9. The voiced section expansion / reduction step includes: a basic cycle extraction step of extracting a basic cycle of the voiced section divided in the section division step; and a basic cycle extracted in the basic cycle extraction step. A basic period section dividing step of dividing the voiced section for each basic period according to the following: repeating the basic period section divided in the basic period section dividing step according to the expansion ratio of the voiced section from the speech speed setting step; 9. A speech speed / image speed simultaneous conversion method according to claim 7, further comprising: a basic period section repetition step of extending a voiced section by the following.

10. A recording medium in which a control program for simultaneously converting a speech speed and an image speed by a computer is recorded, said control program stores in a computer a speech speed magnification set by a listener. Originally, it is expanded / shortened while maintaining the pitch and personality of the voice, and is output as speech speed converted speech. How long the speech speed converted speech is compared with the input speech in units of variable length blocks for speech speed conversion A motion vector between fields of the input video, and if the temporal difference exceeds a unit field time of the video, the time is calculated based on the motion vector of the video. The field at an arbitrary time position corresponding to the difference in time, or perform linear interpolation on the field at an arbitrary time position for an image with small motion. Recording medium recording the speech rate / Display speed simultaneous conversion control program for causing output the result as Esoku converted image.

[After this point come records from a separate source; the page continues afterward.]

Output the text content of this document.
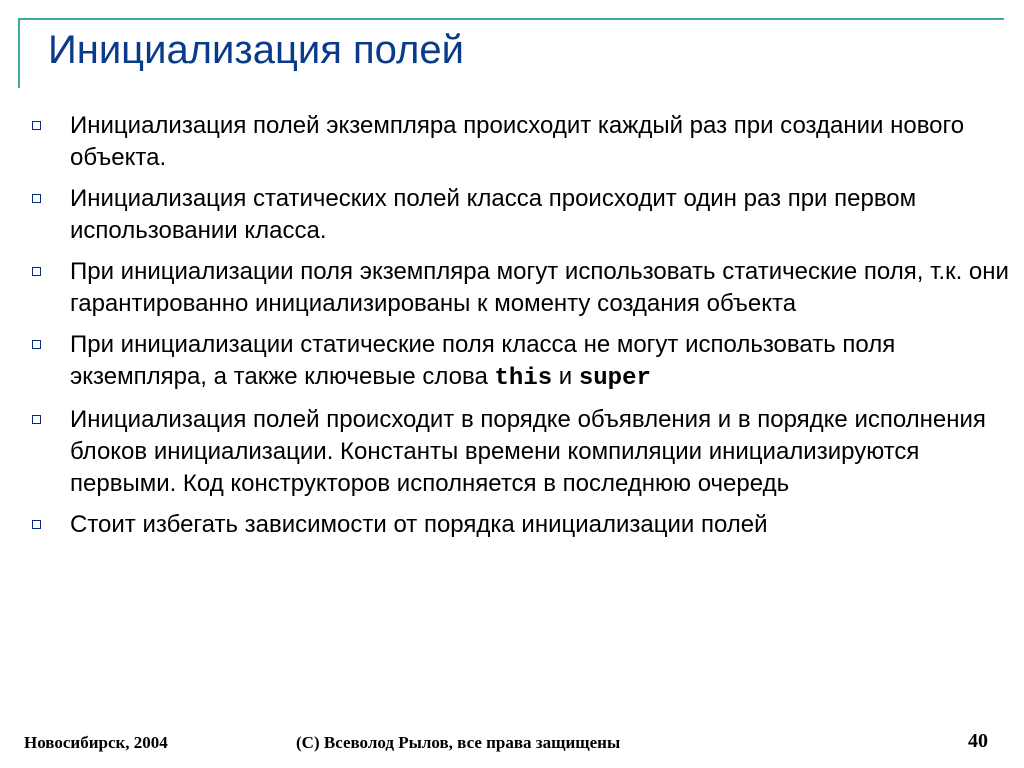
Инициализация полей
Инициализация полей экземпляра происходит каждый раз при создании нового объекта.
Инициализация статических полей класса происходит один раз при первом использовании класса.
При инициализации поля экземпляра могут использовать статические поля, т.к. они гарантированно инициализированы к моменту создания объекта
При инициализации статические поля класса не могут использовать поля экземпляра, а также ключевые слова this и super
Инициализация полей происходит в порядке объявления и в порядке исполнения блоков инициализации. Константы времени компиляции инициализируются первыми. Код конструкторов исполняется в последнюю очередь
Стоит избегать зависимости от порядка инициализации полей
Новосибирск, 2004	(C) Всеволод Рылов, все права защищены	40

11. A recording medium recording a control program for simultaneously converting a speech speed and an image speed by a computer, wherein the control program causes the computer to set a speech speed magnification, and to input speech into a silent section, Dividing the unvoiced section into unvoiced sections and voiced sections, extending / reducing the silent section based on the speech rate magnification, extending / reducing the voiced section in basic cycle units based on the speech rate magnification, and extending / reducing The synthesized speech section and voiced section and the unvoiced section where nothing has been processed are synthesized and output as speech rate converted speech, and the speech rate converted speech is the original speech in units of variable length blocks for speech rate conversion. By detecting how much a time difference has occurred in comparison with the input voice, a speech speed expansion / shortening code representing the time difference is output, and a motion vector between fields of the input video is detected. If the speech speed extension / reduction amount indicated by the speech speed extension / shortening code exceeds the unit field time of the video, the speech speed extension / reduction amount is calculated based on the detected motion vector of the video. It is characterized in that a field at a corresponding arbitrary time position is interpolated, or a linear interpolation of a field at an arbitrary time position is performed for an image having a small motion, and the result is output as a speed-changed image. A recording medium on which a speech speed / image speed simultaneous conversion control program is recorded.